Paul Michaud wrote a post here a couple of days ago on the challenge of allowing offline usage in a Saas based system. In his comprehensive discussion, he used the example of a Saas based contact management system and the complexities involved in allowing users to take their data, manipulate it offline, and then synchronise it all back up to the Cloud again.
A challenge it certainly is, even for a (dare I say it) simple system such as contact management. This reminds me of a long and convoluted discussion we had amongst our development team and clients here last year over trying to create a Cloud based ERP system which allowed offline access. Here was our ‘perfect world’ scenario:
The entire company would run their accounting system in ‘the Cloud’, with users scattered across various locations being able to use a web browser on any sort of PC or operating system to update customers, suppliers, stock and invoices. In addition, field sales agents could download a copy of the inventory database to their laptops, or even smartphones, and be able to create invoices for customers whilst sitting in their offices or warehouses. No need for expensive wireless or roaming data connections.
Sounds simple? We thought so too, initially. Until we started to analyse the workflow in more detail. Consider the following scenario:
2. Salesman A decides to download the inventory database (including current stock levels) to his laptop and go out to a customer site.
3. On customer site, Salesman A enters an invoice for 25 Widget Z’s for his customer. This invoice is allocated number 1235.
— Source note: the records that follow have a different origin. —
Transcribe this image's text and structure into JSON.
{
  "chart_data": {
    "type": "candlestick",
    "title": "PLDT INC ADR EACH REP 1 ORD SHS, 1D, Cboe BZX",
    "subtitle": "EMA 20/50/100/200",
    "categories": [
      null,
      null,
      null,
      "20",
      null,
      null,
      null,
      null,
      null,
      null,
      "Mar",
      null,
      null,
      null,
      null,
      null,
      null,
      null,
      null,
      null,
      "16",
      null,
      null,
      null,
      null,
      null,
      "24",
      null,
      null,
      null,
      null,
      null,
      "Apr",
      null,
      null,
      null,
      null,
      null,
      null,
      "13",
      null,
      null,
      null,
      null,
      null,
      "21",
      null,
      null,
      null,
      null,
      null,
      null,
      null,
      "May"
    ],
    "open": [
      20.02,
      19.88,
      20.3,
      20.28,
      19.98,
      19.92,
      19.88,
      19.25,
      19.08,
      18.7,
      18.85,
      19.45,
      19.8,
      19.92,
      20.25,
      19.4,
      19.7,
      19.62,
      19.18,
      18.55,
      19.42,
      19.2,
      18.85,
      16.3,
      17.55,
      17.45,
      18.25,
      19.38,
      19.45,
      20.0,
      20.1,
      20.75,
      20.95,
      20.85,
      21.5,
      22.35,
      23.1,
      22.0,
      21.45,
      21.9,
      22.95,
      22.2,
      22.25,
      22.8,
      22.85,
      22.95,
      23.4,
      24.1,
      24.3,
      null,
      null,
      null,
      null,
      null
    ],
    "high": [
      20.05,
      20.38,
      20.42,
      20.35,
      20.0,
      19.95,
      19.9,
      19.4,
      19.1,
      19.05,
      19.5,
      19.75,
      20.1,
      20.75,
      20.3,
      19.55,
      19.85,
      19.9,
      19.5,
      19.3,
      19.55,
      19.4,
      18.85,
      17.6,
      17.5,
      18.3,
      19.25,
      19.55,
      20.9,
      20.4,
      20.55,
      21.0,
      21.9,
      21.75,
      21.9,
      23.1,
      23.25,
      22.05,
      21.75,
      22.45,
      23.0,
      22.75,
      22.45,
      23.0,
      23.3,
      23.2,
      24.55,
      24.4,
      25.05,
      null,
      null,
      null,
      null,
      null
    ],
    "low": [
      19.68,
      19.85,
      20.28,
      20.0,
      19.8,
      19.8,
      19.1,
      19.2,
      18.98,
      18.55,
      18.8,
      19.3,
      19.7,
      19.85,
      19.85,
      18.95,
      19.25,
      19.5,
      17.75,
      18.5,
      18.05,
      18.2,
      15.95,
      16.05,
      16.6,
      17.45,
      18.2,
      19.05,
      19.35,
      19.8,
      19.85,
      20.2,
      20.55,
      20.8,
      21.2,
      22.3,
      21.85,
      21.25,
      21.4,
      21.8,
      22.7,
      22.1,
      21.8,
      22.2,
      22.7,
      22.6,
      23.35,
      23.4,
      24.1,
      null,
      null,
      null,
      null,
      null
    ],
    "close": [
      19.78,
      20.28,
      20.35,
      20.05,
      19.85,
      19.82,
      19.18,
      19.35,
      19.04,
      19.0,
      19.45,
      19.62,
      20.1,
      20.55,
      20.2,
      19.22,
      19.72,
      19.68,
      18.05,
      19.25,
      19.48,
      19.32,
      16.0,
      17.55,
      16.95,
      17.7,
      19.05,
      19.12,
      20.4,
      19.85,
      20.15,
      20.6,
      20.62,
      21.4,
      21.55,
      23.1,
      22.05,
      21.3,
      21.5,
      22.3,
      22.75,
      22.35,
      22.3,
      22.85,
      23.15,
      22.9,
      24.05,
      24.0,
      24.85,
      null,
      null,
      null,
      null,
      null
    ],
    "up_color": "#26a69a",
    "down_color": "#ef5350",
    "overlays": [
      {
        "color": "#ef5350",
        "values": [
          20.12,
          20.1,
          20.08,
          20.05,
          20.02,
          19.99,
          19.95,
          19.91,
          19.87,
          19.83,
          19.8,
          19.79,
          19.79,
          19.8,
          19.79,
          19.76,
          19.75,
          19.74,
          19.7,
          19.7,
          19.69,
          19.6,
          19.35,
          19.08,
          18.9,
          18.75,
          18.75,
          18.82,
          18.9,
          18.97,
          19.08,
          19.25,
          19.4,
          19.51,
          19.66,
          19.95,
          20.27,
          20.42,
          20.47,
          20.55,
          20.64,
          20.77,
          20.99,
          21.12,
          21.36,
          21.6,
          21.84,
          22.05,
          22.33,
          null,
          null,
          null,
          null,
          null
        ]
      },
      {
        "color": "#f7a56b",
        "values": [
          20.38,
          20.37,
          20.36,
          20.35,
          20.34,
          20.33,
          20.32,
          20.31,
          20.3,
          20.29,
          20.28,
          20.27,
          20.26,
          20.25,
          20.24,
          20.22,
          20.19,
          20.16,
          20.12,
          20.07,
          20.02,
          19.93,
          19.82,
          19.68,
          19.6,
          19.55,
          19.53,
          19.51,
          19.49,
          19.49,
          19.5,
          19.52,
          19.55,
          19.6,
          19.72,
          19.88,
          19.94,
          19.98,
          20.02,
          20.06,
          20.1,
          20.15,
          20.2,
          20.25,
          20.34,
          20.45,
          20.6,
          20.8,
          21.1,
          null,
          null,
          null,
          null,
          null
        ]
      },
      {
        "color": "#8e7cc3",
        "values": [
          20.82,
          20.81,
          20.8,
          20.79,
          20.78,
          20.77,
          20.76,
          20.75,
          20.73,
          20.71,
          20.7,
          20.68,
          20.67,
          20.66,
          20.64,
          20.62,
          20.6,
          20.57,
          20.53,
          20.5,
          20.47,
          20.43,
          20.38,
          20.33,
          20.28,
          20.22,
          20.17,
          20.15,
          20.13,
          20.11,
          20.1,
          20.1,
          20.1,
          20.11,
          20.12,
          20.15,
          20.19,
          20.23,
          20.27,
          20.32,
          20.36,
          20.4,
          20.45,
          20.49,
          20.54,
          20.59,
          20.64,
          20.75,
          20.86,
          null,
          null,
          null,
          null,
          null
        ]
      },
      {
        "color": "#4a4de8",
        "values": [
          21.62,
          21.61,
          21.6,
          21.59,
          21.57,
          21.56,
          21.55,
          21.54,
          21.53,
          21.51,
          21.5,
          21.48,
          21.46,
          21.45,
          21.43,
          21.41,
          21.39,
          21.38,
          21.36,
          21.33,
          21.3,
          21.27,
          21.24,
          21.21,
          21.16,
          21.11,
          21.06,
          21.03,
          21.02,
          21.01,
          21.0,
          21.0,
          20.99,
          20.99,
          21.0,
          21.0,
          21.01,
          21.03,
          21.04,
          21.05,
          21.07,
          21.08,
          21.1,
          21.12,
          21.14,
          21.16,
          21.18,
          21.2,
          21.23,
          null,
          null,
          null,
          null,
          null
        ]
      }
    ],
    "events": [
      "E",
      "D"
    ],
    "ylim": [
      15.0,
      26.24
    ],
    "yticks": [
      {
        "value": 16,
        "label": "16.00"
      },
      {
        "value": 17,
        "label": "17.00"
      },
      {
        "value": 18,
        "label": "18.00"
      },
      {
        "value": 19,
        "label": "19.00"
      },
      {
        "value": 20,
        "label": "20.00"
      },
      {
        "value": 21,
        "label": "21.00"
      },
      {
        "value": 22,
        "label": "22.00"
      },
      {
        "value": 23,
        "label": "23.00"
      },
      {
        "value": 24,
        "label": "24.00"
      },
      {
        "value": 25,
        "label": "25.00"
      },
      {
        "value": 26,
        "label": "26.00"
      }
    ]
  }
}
4. Meanwhile, back in the office, the rest of the sales team are still entering invoices. They entered another 5 during Salesman A’s absence, so the current invoice counter is 1239.
5. Salesman A returns to the office, only to find that when he tries to sync his data back to the main system, that he is told invoice 1235 already exists. Even worse, he finds out that one of the other invoices generated in his absence has sold the last of Widget Z’s in stock, and he will have to wait a week for the back order to arrive.
So, how do we resolve this issue with several incrementing invoice numbers? Here are some of the ideas we tossed around:
1. Have a separate incrementing range for each salesperson that went offline. For example, in the above scenario, Salesman A could have his own invoice number range that started at 2000 and kept incrementing. There will still be a collision though, when the Cloud invoice numbers reach 2000. Perhaps we could start him at 20,000? What happens if you have hundreds of offline salespeople? There will be incredible gaps in your invoice number range and I wish your debtors accounts manager the best of luck trying to reconcile that mess. Not to mention the confusion of the customer getting a statement with wildly varying invoice numbers all over the place.
2. Renumber the offline invoices as they are being synced back to the Cloud. That would be fine, however we were hoping that the sales team could print and give their customers the invoice whilst still in the field. Nothing will irritate your customer more than to get a statement with totally different invoice numbers to the physical invoices he/she has in front of them. We also had a synchronisation issue when two or more field team members were trying to sync at the same time, while someone was in the middle of entering an invoice in house. Messy.
3. Generate pseudo-unique invoice numbers each time to minimise collisions. This meant that invoice numbers were huge, GUID like monstrosities that were impossible to try and remember or communicate. We wanted to keep our invoice numbers down to 6 or so digits, which severely limited the probability of generating a unique one each time. Plus, we had the same difficulties with trying to reconcile a non-linear numbering sequence at the end of the month.
The above issues only deal with the sole problem of generating invoice numbers. We haven’t even scratched the surface of the other problem highlighted above, which was of not having real time inventory counts. There was nothing preventing a salesperson from selling items that were in stock when he left the office, but were sold out in his absence. Once again, should we:
1. Place a portion of inventory items ‘on hold’ to prevent anyone in the office selling them whilst they were ‘checked out’ by the salesperson? Not really feasible, and it would throw your JIT inventory management out of kilter severely – even if we weighted the hold quantities depending on what that salesperson’s usual customers bought.
2. Deliberately lower the inventory count on the salesman’s offline database to prevent ‘overselling’. This also defeated the goal of most of the salespeople trying to move ‘end of life’ products or deliberately clearing out stock.
So you can see here, that when you start to look at real world applications in the Cloud, the issue of offline access is certainly not a simple one. It requires deliberate planning, careful execution, and sometimes just the ability to say “No, we can’t do that” and move on, much to our chagrin.
I am incredibly lucky to have smart colleagues here at CloudAve, as well as smart readers who ‘get’ Cloud Computing. Do any of you have an inspirational solution that we have missed when it comes to the above issues? If so, I would love to hear about it in the comments.